History Import using system.tag.StoreTagHistory

Hi all,
We are working on importing data from a different system into our Enterprise Historian.
That particular system can generate CSV files for us in the following format:
DateTime,Value

I have code written and debugged, I am just wondering if there is a more efficient way of doing this.
The CSV files can have up to 150,000 lines. The code I am using parses and inserts it in under 5 seconds.
But it just seems like a clunky way of doing this.
Our Historians partition by month, so this is why I am going the scripting route instead of just inserting direct to the database.

import csv
path = system.file.openFile("csv")
reader = csv.reader(open(path, 'rb'))

def gen_chunks(reader, chunksize=1000):
    chunk = []
    for i, line in enumerate(reader):
        if (i % chunksize == 0 and i > 0):
            yield chunk
            del chunk[:]
        chunk.append(line)
    yield chunk

prov = 'EntHistory'
selectedPath = event.source.parent.getComponent('tagPath').text.split(']')[1]
x = 0
fullDS = []
for chunk in gen_chunks(reader, chunksize=1000):
	vals = []
	paths = []
	quals = []
	ts = []
	#Delete the first row of the CSV as it is just headers
	if x < 1:
		del chunk[0]
	
	for row in chunk:
		paths.append(selectedPath)
		d = system.date.parse(row[0],"MM-dd-yyyy HH:mm:ss")
		gd = system.date.format(d,"yyyy-MM-dd HH:mm:ss")
		vals.append(float(row[1]))
		quals.append(192)
		ts.append(gd)
	x=+1
	system.tag.storeTagHistory(prov,'default',paths,vals,quals,ts)
#Put DS in a table on the screen just for debugging and confirmation of values	
hdr = ['tag','val','qual','date']
fullDS = zip(paths,vals,quals,ts)
event.source.parent.getComponent('Power Table 3').data=system.dataset.toDataSet(hdr,fullDS)

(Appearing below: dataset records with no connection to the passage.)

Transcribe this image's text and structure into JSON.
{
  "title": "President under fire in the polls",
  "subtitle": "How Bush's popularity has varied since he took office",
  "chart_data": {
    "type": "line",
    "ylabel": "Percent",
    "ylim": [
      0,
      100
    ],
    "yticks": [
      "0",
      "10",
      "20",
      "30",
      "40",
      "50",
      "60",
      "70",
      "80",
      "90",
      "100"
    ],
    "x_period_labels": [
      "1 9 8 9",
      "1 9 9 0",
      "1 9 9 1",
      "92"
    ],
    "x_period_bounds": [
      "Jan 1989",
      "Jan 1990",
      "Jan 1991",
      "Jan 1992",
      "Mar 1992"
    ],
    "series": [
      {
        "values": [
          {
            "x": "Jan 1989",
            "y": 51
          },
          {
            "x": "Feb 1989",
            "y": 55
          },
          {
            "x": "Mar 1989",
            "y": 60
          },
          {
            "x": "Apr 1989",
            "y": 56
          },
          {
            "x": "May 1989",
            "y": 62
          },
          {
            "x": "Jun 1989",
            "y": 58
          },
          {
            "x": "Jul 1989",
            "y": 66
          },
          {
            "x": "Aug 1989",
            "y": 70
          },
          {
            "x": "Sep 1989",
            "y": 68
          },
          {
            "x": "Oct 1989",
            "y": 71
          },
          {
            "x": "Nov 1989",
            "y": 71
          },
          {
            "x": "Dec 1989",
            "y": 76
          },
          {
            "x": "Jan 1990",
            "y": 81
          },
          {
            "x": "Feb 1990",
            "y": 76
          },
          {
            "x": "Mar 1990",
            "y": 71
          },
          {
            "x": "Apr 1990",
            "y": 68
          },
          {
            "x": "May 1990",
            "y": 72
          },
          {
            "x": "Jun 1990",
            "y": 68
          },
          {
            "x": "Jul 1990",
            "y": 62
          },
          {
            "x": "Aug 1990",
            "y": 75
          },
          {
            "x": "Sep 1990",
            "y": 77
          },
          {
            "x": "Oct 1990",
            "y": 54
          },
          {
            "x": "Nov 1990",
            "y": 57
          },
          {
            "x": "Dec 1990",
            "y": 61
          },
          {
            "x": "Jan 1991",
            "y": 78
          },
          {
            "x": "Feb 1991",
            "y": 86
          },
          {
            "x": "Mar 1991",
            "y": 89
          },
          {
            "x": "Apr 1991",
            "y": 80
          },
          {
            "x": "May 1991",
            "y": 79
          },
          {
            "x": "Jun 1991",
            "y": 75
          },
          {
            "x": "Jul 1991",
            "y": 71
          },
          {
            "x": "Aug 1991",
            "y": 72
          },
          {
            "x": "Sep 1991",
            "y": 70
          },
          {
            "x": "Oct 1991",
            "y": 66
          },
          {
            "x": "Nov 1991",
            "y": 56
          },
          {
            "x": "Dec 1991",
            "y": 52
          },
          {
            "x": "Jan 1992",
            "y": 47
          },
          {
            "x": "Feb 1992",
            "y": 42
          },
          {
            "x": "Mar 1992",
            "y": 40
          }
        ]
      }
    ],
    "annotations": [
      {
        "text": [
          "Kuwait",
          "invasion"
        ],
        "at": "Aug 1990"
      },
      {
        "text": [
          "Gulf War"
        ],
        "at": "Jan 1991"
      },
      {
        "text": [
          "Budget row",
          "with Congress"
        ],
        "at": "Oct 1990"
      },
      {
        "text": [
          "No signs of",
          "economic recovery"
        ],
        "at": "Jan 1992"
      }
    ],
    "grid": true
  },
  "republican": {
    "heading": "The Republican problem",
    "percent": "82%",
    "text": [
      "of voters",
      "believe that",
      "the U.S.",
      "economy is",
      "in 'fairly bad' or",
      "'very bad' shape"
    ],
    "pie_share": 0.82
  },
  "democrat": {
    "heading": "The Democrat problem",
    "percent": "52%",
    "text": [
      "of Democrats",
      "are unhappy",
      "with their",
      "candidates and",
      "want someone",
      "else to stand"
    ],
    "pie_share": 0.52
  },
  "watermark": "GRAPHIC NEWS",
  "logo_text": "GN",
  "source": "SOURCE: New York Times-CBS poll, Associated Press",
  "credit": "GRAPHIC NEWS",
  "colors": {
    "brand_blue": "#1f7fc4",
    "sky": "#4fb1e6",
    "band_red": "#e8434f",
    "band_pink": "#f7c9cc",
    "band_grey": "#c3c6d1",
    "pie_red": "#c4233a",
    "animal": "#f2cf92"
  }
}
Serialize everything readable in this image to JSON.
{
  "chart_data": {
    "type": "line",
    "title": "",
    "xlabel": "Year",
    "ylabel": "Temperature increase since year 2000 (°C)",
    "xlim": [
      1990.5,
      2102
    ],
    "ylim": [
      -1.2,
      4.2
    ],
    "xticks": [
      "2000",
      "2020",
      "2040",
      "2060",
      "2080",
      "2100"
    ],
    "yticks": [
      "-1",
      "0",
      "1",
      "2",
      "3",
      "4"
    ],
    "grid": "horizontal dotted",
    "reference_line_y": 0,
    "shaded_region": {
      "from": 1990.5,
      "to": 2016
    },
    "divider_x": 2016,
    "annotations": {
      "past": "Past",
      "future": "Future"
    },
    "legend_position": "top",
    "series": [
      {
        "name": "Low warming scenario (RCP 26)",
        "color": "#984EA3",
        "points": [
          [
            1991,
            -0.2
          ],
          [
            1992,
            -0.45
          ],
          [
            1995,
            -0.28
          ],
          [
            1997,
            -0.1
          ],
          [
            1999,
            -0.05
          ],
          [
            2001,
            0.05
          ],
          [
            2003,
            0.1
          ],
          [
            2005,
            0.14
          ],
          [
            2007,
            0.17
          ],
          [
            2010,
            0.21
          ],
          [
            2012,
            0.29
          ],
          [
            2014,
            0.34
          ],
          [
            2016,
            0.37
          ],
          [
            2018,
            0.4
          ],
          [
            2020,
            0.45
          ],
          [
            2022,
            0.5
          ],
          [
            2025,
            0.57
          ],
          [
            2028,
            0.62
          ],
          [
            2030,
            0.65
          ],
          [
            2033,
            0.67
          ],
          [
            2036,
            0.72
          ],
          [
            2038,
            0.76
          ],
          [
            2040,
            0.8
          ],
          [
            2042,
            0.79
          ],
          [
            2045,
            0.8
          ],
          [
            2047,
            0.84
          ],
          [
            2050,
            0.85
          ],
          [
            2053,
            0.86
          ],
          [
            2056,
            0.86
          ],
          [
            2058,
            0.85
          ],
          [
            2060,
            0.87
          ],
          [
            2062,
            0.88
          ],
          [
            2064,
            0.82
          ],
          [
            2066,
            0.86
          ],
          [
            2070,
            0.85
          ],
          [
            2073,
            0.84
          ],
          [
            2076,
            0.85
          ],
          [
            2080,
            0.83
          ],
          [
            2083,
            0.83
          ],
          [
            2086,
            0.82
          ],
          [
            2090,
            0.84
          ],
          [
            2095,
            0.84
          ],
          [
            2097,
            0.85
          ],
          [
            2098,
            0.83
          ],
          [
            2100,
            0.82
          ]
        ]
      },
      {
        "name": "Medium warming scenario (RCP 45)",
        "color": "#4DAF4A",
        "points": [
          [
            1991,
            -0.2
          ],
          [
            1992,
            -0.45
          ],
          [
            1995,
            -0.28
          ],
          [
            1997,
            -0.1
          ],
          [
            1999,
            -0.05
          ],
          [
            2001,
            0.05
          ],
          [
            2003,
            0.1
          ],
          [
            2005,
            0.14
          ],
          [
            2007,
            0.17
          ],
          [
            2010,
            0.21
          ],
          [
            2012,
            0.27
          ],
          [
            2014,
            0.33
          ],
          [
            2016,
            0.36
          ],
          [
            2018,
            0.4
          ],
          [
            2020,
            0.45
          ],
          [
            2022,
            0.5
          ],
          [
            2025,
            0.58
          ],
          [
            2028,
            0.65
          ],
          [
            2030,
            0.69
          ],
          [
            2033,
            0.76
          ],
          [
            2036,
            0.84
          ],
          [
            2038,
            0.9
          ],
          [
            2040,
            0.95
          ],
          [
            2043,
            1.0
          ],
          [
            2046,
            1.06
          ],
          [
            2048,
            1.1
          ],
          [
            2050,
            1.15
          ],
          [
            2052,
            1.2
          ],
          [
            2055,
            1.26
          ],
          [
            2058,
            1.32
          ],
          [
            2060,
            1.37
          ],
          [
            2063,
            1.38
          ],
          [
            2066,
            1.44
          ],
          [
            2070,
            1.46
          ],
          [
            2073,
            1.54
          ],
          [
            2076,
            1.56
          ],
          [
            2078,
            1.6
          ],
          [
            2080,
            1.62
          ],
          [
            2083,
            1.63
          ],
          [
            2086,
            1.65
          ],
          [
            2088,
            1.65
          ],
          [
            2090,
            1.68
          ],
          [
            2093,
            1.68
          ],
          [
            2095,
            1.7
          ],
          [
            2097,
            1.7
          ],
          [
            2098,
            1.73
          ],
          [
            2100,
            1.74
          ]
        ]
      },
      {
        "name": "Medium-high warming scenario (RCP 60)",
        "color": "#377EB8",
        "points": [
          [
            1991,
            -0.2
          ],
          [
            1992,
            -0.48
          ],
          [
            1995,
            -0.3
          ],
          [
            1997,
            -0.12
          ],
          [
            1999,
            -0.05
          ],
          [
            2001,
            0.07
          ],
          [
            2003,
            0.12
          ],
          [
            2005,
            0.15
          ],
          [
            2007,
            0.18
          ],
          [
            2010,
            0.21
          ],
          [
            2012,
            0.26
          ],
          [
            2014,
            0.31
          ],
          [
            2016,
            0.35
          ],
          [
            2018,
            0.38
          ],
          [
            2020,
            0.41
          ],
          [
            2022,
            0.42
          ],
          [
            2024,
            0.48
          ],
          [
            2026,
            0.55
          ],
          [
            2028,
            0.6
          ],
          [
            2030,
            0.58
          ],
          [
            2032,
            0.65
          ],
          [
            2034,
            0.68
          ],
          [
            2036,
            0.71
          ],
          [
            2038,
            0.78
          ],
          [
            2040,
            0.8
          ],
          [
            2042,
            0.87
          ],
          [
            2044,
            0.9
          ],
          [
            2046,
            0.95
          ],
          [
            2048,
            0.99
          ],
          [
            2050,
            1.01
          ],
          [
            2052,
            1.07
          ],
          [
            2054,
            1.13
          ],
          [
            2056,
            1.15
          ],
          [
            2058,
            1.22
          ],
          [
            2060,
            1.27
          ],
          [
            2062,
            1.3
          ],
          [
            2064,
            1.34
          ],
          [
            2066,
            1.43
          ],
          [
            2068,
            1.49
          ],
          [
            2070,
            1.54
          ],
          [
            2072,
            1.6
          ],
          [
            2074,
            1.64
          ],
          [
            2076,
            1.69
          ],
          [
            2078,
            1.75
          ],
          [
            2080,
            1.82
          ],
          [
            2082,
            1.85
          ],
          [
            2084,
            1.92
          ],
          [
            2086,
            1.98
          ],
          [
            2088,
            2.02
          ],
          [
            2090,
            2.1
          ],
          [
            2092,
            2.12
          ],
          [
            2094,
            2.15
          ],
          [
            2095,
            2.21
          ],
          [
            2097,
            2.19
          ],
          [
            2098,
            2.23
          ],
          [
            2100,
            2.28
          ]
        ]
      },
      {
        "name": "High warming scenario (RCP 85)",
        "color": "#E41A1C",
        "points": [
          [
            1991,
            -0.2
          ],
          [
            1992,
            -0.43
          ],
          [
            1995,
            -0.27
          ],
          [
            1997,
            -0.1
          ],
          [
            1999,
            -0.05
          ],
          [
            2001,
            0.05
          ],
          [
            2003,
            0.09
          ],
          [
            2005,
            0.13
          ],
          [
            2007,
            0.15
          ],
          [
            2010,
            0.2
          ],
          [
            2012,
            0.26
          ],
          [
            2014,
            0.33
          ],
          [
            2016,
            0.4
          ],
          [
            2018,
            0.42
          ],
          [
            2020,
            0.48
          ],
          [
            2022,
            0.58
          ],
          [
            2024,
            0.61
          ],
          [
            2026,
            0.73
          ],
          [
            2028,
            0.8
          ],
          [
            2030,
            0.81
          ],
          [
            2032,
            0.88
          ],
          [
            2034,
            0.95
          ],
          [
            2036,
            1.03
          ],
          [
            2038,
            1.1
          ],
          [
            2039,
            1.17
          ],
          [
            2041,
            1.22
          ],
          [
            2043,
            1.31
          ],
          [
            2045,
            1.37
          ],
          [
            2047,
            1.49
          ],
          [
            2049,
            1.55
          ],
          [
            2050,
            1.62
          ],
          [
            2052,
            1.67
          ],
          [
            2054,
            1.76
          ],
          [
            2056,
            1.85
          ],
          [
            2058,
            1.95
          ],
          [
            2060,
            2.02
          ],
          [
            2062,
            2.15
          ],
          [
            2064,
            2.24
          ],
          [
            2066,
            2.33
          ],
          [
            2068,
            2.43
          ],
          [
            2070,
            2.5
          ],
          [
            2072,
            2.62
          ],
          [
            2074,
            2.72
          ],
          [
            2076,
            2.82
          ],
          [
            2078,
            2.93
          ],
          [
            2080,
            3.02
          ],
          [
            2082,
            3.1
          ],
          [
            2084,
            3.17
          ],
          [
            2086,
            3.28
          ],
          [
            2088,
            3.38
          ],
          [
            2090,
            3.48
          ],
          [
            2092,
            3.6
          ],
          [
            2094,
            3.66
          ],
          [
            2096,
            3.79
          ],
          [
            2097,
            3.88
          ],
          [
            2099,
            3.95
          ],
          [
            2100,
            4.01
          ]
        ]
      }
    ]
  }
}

The code looks pretty good to me. You might get some improvement by using a more efficient generator function to read the file, then split that generator into chunks:

import csv
import itertools

def readFile(filename):
    with open(filename, "rb") as csvfile:
        datareader = csv.reader(csvfile)
        next(datareader)  # skip the header row
        for row in datareader:
            yield row

def chunks(iterable, size=1000):
    iterator = iter(iterable)
    for first in iterator:
        yield itertools.chain([first], itertools.islice(iterator, size - 1))

prov = 'EntHistory'
path = system.file.openFile("csv")

selectedPath = event.source.parent.getComponent('tagPath').text.split(']')[1]
fullDS = []
for chunk in chunks(readFile(path)):
	vals = []
	paths = []
	quals = []
	ts = []
	
	for row in chunk:
		paths.append(selectedPath)
		d = system.date.parse(row[0],"MM-dd-yyyy HH:mm:ss")
		gd = system.date.format(d,"yyyy-MM-dd HH:mm:ss")
		vals.append(float(row[1]))
		quals.append(192)
		ts.append(gd)
	
	system.tag.storeTagHistory(prov,'default',paths,vals,quals,ts)

Thanks!

Just for anyone else testing the code above,
add

from __future__ import with_statement

at the top of Pauls code.

1 Like

Good catch. I think it’s not required in 8.0, since we’re up to Jython 2.7, but I haven’t actually tested.

1 Like

How can i substitute the ‘size’ in def chunks(iterable, size=1000) with ths csv rows number ?